Whether car owners can even reinstate their loans by getting the balance current depends on what’s in their loan agreement, and their right to do so varies from state to state. If they cannot get their car back, it could be swiftly sold at auction. 

In recent years, there’s been a rise in the use of electronic transponders on cars financed via subprime loans. Those devices put lower-income or bad-credit buyers at risk of having their vehicles remotely disabled if they’re behind on payments. 

Ford’s patent, however, takes this idea to a galaxy-brain level, concocting multiple scenarios where connected vehicle data and autonomy can be used to immediately retrieve vehicles if owners slip up.

The knee-jerk reaction to all of this is “Make your car payments on time.” And that’s certainly true, but no deep introspection is needed to realize people fall behind on payments and other bills all of the time and for all sorts of reasons. Those include sudden job loss, unexpected medical costs, personal emergencies, or losing a partner or family member who was contributing to payments. Nobody wants to get their car repossessed, after all. 

Ford's self-repossessing car patent:

But this Ford patent represents a kind of nightmare scenario for the connected-car future, one where the automobile — long a symbol of personal freedom and still advertised as such — comes with a lot more external software-driven control over where we go, what we do, and how we do it. Just as automakers want you to subscribe to features you once got upfront, like heated seats, or seek restrictions on whether you have the right to repair your vehicle or not, the new era of cars will undoubtedly come with a great deal more strings attached. 

The repossession patent is especially galling when you consider the state of the car market in recent years. 

Cars are more expensive than ever, and people are having a harder time paying for them than ever, a trend that was happening even before the pandemic put a supply chain crunch on the market. By the end of last year, the average new car in America cost a record-high $49,507, according to Kelley Blue Book. This new crop of EVs — which would undoubtedly be the first to feature such technologies — are even more expensive at around $61,448 per vehicle. 

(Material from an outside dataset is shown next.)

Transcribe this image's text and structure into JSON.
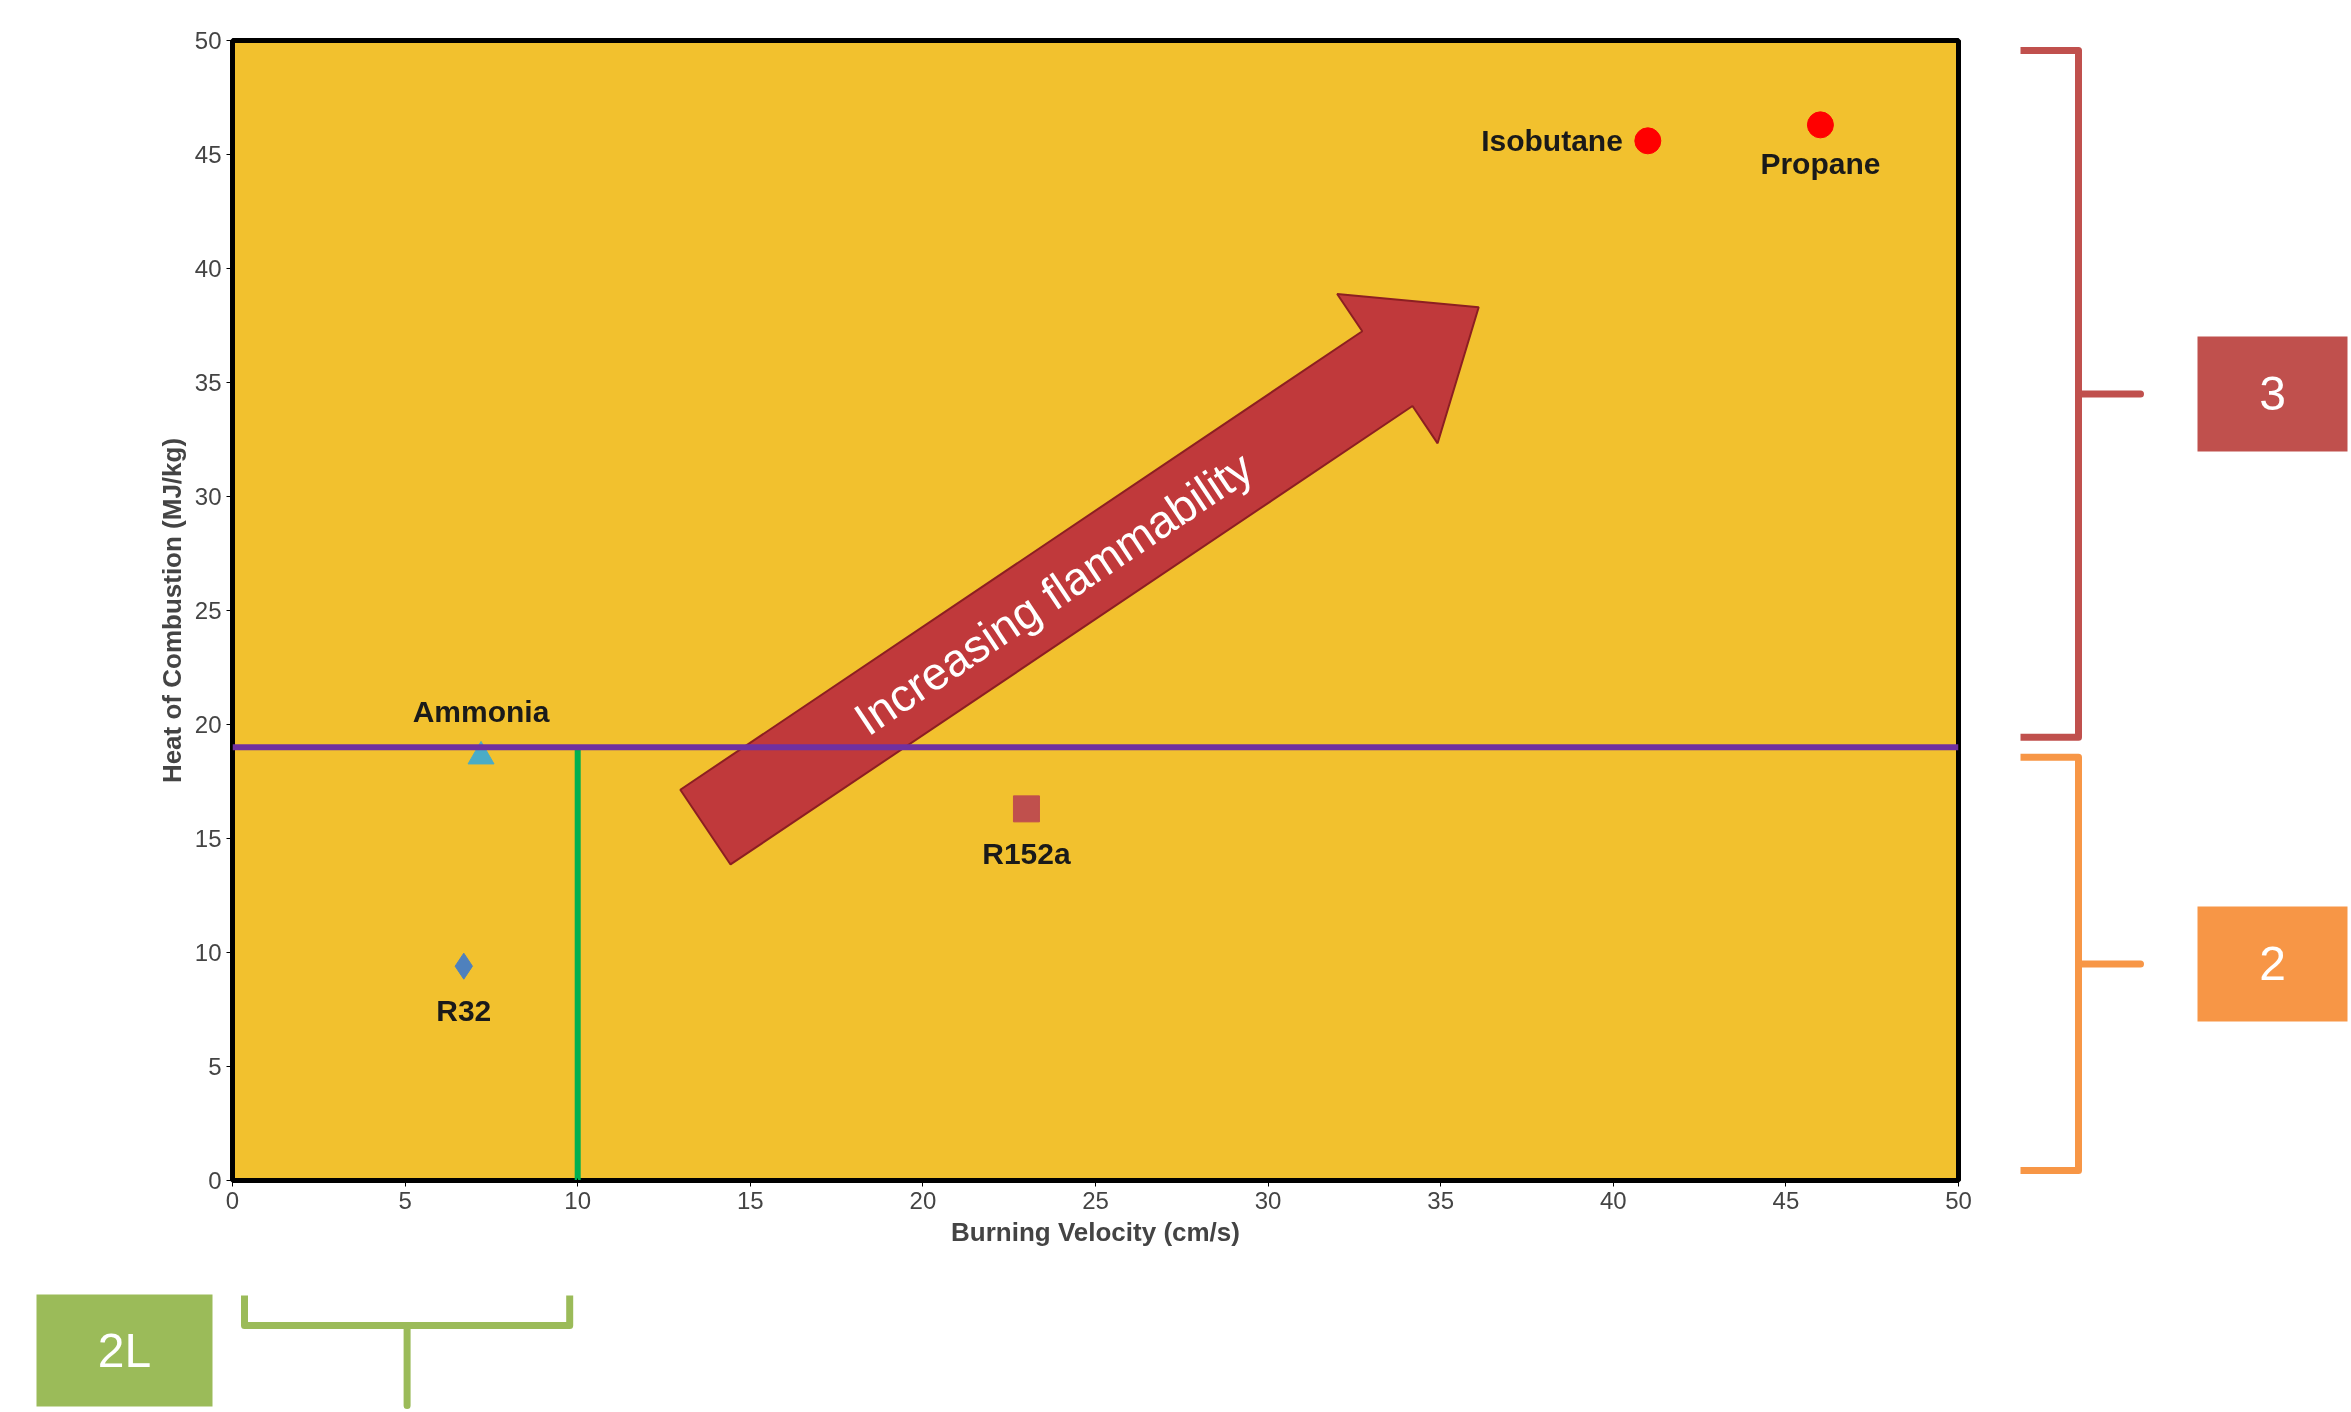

Automakers have spent years pushing buyers into more expensive trucks, SUVs, and crossovers and eliminating smaller cars from their lineups in order to take advantage of those vehicles’ higher profit margins. The result has been longer loan terms, a rise in negative equity “rolled over” from past car loans, and more total car debt than ever. Just this week, Fortune reported America is now seeing its highest “severe delinquency” rate since 2006 as high interest rates and skyrocketing prices put a squeeze on people’s budgets. Used car prices are even more out of whack

Finally, car companies may have taken the worst lessons from the car shortages of the pandemic. The result has been cases like General Motors hitting pause on the production of its most popular trucks to “maintain optimal inventory levels,” leading to fears that supply could be kept artificially low in order to maintain sky-high prices. 


In other words, automakers and their dealers have spent years ramping up car prices or taking advantage of market conditions. Now they’re coming up with high-tech ways to hit owners back if they can’t pay up. 

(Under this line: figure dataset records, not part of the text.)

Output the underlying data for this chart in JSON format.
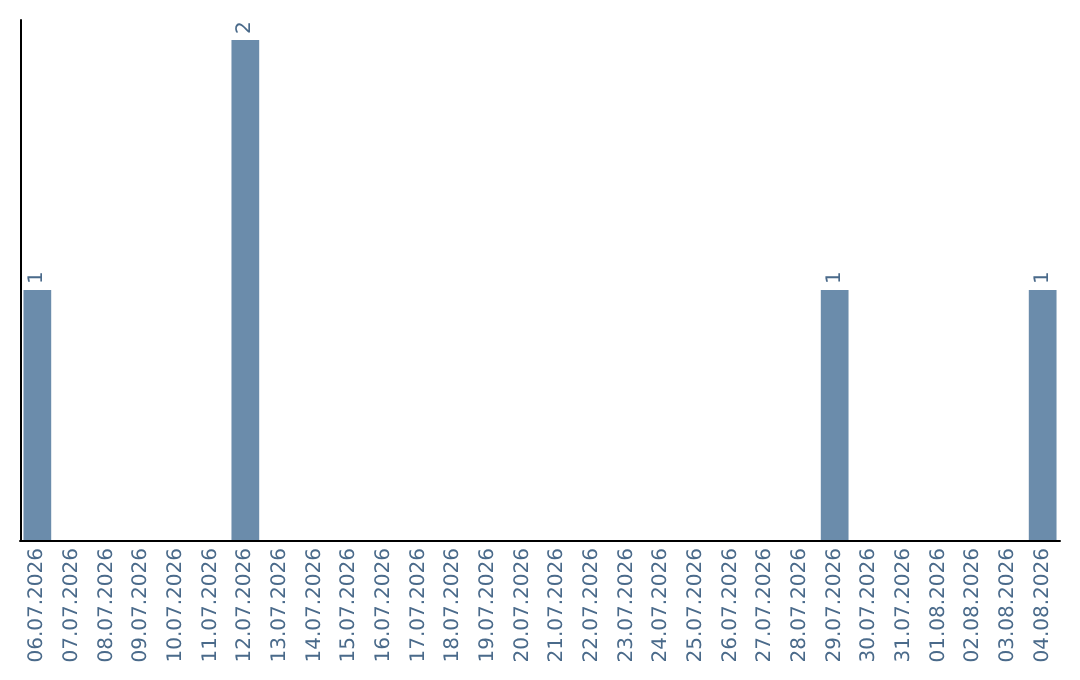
{
  "chart_data": {
    "type": "bar",
    "categories": [
      "06.07.2026",
      "07.07.2026",
      "08.07.2026",
      "09.07.2026",
      "10.07.2026",
      "11.07.2026",
      "12.07.2026",
      "13.07.2026",
      "14.07.2026",
      "15.07.2026",
      "16.07.2026",
      "17.07.2026",
      "18.07.2026",
      "19.07.2026",
      "20.07.2026",
      "21.07.2026",
      "22.07.2026",
      "23.07.2026",
      "24.07.2026",
      "25.07.2026",
      "26.07.2026",
      "27.07.2026",
      "28.07.2026",
      "29.07.2026",
      "30.07.2026",
      "31.07.2026",
      "01.08.2026",
      "02.08.2026",
      "03.08.2026",
      "04.08.2026"
    ],
    "values": [
      1,
      0,
      0,
      0,
      0,
      0,
      2,
      0,
      0,
      0,
      0,
      0,
      0,
      0,
      0,
      0,
      0,
      0,
      0,
      0,
      0,
      0,
      0,
      1,
      0,
      0,
      0,
      0,
      0,
      1
    ],
    "value_labels": [
      "1",
      null,
      null,
      null,
      null,
      null,
      "2",
      null,
      null,
      null,
      null,
      null,
      null,
      null,
      null,
      null,
      null,
      null,
      null,
      null,
      null,
      null,
      null,
      "1",
      null,
      null,
      null,
      null,
      null,
      "1"
    ],
    "color": "#6b8cab",
    "grid": false
  }
}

Naturally, this isn’t the kind of technology-related headline Ford wants. The automaker demurred in a statement published in various outlets, saying it has no plan to deploy this system. “We submit patents on new inventions as a normal course of business, but they aren’t necessarily an indication of new business or product plans,” Ford said in a statement. 

Even if you take Ford at face value there, this kind of thing absolutely can be done. In a world where automakers are actively fighting your ability to fix your own car, there’s no reason to believe they have consumers’ best interests in mind all of the time. And while connected car technology is still in its relative infancy, it is only a matter of time before those cars enter the used market or the tech spreads to cheaper vehicles. 

So when we look at how car technology is advancing in the years to come, it’s worth drivers everywhere asking this: Who is all of this for, anyway? And is this next generation of cars going to save the planet and its people, or is it just going to save the auto industry?